Germana Cachaça Caetano's
This is the kind of drink I just love - and that's even before the bottle is open. The bottle (which is surely just a re-purposed beer bottle) is too big for the 60cl it contains, so it only looks three-quarters full. It's sealed with a crown cap, for goodness' sake, as if you are meant to drink it all in one sitting. The label proudly declares the contents to be of "indeterminate validity", whatever the heck that means. Frankly, I find all these eccentricities very appealing.

The liquid does not disappoint. It smells and tastes like nothing else I have ever experienced. The nose has three distinct and very different phases. Initially is is very green, vegetal and herbal, with sour-sweet notes of dill and fermentation aromas. Then there's a much sweeter phase, with buttery honey, chalk, and cherry. The third phase is savoury, oscillating between olive brine, dill balsamic vinegar, and olive honey. And that's just the nose.

The palate is sweet, and very new-make spirit or grappa-like. It's a little hot or peppery initially, then there's a very strange flavour which I can best describe as something like an olive and honey tapenade on buttered bread.

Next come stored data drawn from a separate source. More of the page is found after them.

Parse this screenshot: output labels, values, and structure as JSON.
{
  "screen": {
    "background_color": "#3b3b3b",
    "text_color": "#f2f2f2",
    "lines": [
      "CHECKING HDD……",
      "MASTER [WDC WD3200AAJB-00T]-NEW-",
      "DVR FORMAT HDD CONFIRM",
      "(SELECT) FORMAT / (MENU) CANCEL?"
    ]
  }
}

This is a deeply interesting and unusual spirit which got me quite excited - I'd rate it as most excellent.


About Cachaça
Cachaça is a kind of rum - unique to Brazil - made from sugar cane juice. This makes it roughly comparable to rhum agricole, such as is produced in Martinique or Guadeloupe. It's probably best know as the spirit ingredient in a caipirinha. Most cachaça is unaged, and according to David Wondrich it "looks like vodka and tastes like it was aged in old truck tyres".